What is the MSR and when does it apply?

The Mortgage Servicing Ratio (MSR) is a tighter constraint that applies specifically to HDB flat purchases and Executive Condominium (EC) purchases (during the initial launch phase). MSR caps the monthly mortgage instalment at 30% of gross monthly income — stricter than the 55% TDSR cap. MSR applies to the mortgage for the HDB flat or EC only; other debt obligations are captured under TDSR. For a household with S$10,000 gross income, MSR limits the HDB mortgage instalment to S$3,000/month, which at 2.60% over 25 years equates to a maximum loan of approximately S$667,000.

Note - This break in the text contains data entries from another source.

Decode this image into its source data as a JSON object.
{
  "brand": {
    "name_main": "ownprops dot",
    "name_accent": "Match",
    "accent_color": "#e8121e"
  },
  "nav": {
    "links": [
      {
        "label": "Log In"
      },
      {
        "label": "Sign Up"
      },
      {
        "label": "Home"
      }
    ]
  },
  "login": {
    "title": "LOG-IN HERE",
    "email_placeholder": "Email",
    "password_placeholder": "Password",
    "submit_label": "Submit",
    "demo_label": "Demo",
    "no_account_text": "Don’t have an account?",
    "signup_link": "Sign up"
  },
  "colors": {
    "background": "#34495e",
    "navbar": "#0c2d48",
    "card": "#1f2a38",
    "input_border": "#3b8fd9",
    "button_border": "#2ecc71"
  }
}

Disclaimer: This article is for general informational purposes only and does not constitute financial or mortgage advice. Interest rates are indicative only and change daily. Always obtain formal mortgage advice from a licensed mortgage broker or banker, and verify current rates and MAS regulatory requirements at mas.gov.sg. CPF usage rules are governed by the CPF Board at cpf.gov.sg. Stamp duty obligations should be confirmed with IRAS at iras.gov.sg before committing to any property purchase.